Pour l’entendre, les enregistrements de Toumani Diabaté, souvent en duo avec Ballaké Sissoko ou avec des musiciens venus d’autres traditions, restent l’un des accès les plus simples à la richesse harmonique de l’instrument, loin du seul répertoire électrifié qui l’a fait connaître au grand public dans les années 1980.

C’est quoi une kora ?

La kora est une harpe-luth d’Afrique de l’Ouest, à vingt et une cordes, faite d’une calebasse tendue d’une peau et d’un long manche en bois. On la joue en la tenant par deux poignées, en pinçant les cordes avec les pouces et les index.

Combien de cordes a une kora ?

Une kora compte généralement 21 cordes, réparties en deux rangées de part et d’autre du manche. Certaines koras fabriquées en Casamance, dans le sud du Sénégal, ajoutent jusqu’à quatre cordes graves supplémentaires, portant le total à 25.
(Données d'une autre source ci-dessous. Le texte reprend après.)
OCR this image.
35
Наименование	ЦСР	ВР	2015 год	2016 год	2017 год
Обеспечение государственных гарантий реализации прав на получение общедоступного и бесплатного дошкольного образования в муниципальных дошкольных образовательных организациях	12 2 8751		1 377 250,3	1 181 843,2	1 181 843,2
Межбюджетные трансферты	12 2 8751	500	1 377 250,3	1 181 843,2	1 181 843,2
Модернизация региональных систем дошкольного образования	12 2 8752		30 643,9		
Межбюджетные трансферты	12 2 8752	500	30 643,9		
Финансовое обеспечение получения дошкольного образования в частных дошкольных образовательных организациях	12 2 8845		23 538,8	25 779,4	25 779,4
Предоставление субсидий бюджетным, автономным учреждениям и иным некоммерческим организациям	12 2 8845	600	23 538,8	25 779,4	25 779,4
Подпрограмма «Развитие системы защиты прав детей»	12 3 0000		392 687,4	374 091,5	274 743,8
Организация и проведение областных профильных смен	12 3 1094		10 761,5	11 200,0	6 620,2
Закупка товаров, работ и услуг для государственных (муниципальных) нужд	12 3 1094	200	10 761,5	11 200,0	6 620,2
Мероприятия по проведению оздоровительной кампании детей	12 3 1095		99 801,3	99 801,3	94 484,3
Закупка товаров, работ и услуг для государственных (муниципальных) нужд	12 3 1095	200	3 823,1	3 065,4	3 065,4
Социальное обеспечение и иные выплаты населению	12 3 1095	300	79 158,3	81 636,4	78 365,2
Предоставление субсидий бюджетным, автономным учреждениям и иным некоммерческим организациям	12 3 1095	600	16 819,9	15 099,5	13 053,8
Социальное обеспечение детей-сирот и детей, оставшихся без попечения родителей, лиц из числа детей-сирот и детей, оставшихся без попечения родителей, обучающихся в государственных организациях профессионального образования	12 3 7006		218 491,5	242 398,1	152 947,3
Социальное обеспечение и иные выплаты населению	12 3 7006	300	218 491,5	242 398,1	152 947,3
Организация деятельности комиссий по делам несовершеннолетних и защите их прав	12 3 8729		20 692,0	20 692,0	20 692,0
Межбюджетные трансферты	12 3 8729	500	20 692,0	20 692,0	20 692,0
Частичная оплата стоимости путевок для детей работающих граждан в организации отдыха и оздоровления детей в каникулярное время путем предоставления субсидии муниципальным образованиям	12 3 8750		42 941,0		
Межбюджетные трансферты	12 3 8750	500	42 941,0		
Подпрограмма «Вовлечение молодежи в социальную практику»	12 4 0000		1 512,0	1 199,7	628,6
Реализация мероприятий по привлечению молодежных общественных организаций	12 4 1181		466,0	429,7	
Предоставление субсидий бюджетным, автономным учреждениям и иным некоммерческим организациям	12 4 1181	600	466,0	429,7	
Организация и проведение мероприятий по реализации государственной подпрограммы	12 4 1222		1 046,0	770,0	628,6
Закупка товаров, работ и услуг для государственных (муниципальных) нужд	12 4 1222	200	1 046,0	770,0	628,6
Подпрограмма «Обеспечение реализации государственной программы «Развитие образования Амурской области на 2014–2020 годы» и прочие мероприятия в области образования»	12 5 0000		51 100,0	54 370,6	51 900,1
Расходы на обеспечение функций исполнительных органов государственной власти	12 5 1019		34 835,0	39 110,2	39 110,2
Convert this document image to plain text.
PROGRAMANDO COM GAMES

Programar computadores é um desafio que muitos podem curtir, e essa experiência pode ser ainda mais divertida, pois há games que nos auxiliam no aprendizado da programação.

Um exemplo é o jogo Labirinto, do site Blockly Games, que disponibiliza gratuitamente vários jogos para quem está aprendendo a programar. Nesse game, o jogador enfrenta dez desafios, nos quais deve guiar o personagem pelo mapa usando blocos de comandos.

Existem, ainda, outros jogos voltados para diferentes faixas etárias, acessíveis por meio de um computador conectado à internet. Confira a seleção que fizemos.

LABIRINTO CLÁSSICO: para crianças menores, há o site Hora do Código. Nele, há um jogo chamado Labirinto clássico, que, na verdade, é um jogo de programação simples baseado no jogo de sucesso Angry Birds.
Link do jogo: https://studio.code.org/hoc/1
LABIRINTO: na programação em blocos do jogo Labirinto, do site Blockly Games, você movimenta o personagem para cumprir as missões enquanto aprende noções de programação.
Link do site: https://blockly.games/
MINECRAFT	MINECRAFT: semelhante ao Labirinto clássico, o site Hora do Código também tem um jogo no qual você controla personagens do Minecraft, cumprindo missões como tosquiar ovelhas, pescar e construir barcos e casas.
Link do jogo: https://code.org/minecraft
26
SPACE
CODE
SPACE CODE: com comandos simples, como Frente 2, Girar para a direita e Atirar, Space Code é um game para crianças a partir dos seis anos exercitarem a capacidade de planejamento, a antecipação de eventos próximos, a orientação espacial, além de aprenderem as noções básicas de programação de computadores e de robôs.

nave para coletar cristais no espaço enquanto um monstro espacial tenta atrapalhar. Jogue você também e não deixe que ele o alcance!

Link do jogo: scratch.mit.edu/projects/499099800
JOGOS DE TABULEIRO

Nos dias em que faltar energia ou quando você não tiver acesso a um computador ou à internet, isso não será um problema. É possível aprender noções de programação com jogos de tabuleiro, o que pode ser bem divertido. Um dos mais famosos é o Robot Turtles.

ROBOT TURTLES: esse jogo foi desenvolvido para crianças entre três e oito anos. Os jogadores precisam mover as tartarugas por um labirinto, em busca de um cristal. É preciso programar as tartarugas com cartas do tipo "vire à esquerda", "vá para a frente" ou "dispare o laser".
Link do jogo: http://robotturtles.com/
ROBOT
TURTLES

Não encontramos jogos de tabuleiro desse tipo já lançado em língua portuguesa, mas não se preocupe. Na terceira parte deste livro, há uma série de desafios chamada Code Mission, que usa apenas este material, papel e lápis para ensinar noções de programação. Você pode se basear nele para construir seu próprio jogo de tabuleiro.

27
Qui a le droit de jouer de la kora ?

Dans la tradition mandingue, la kora appartient au répertoire des griots et se transmet historiquement de père en fils au sein de familles précises. Sona Jobarteh a été la première femme d’une grande famille de griots à s’imposer sur l’instrument à l’international, ouvrant cette transmission au-delà du seul schéma masculin.

Quelle est la légende de la kora ?

La tradition orale mandingue raconte que la kora appartenait d’abord à un génie sous forme de femme, au village de Missirikoro, au Mali, avant d’être obtenue par le chef Tiramakhan Traoré, qui la fit jouer par son griot Djelimaly.

Quel est le prix d’une kora ?

Nous ne recopions pas de fourchette de prix précise sur ce site : elle varie fortement selon la qualité de la calebasse, l’essence du manche et le fait que l’instrument soit fait à la main par un facteur reconnu ou produit en plus grande série. Un instrument de qualité artisanale reste, comme pour beaucoup de cordophones travaillés à la main, un achat qui se prépare plutôt qu’un choix pris sur une seule fiche produit.